Lá se vai a democracia pelo ralo
O homem é lobo do homem. Falo
o que diz todo mundo feito arara,
tanto faz se raspa a barba ou só apara,
tanto faz ser ele um rei ou um vassalo.
Cada qual sabe onde lhe aperta o calo,
mas isso não desculpa ou livra a cara
àquele que, do crime tendo a tara,
enquanto o outro pisca, vem roubá-lo.
Fala-se em corrupção sem intervalo.
Cidadão que se ferre; eu me regalo,
diz o agente do Estado. E quem encara?
A justiça é cega e a regra é clara:
quem tem o dinheiro compra a vara
e então pode ir pescar o seu robalo.
(Inspirado no poema "E se acaso nos rebelássemos?" de autoria da premiada poetisa Marisa Schmidt, da NOP - Nova Ordem da Poesia).
Nota: Optei por esta explicação por que o soneto suscitou questionamentos que eu sequer suspeitava que surgissem. Esta nota, que para uns poderá ser útil, suponho, para outros será supérflua. Perdoem-me e a ignorem (como costuma vir nas cobranças, para prevenir constrangimentos).
Na língua portuguesa, como sabemos, há muitas palavras que apresentam uma generosa gama de acepções. Este é o caso da palavra vara, que aparece no texto. Confesso que agora sei mais sobre ela do que quando escrevi e postei o soneto, por que tive que ir ao dicionário. Antes, para mim, vara podia servir para pescar e para praticar salto com vara, além de ser tempo do verbo varar e servir para nomear as circunscrições judiciais (vara da família, vara criminal etc.).
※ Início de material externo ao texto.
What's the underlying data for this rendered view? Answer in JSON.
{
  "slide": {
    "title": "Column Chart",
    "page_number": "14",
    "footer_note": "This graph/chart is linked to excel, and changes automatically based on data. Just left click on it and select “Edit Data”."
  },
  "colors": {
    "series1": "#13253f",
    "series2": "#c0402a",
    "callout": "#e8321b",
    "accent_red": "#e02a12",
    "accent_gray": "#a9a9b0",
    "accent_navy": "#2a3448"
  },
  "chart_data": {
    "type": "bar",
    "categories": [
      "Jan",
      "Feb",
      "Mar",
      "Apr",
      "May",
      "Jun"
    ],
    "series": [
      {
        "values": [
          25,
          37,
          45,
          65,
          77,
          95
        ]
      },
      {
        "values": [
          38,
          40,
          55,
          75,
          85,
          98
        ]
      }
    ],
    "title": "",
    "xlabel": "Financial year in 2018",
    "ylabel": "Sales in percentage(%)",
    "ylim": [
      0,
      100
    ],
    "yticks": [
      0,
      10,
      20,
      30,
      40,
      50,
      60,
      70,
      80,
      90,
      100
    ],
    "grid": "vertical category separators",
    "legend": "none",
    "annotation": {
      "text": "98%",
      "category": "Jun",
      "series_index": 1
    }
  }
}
Sabia também que vara é o coletivo de porcos e, em termos chulos, chama-se vara ao pênis.
Pois bem - pasmem! - só no Aulete, contei vinte acepções e mais uma que dá vara como sendo o nome de certo tufão do mar das Índias.
Vamos deixar claro que a introdução da vara no soneto foi propositalmente para ironizar o duplo sentido de vara de pescar e vara criminal. Assim, numa leitura livre, leve e solta, o terceto final insinua que:
1. a Justiça é cega (não é novidade!);
2. a regra é o dinheiro comprar as varas, sejam quais forem;
3. só a esdrúxula associação de corrupção, presente entre o roubá-lo e o robalo, é que foi mediada por um (sem) intervalo.
Piada explicada não tem graça nenhuma, mas, infelizmente, teve de ser desse jeito. E, mais uma vez, desculpem-me se a emenda ficou pior que o soneto.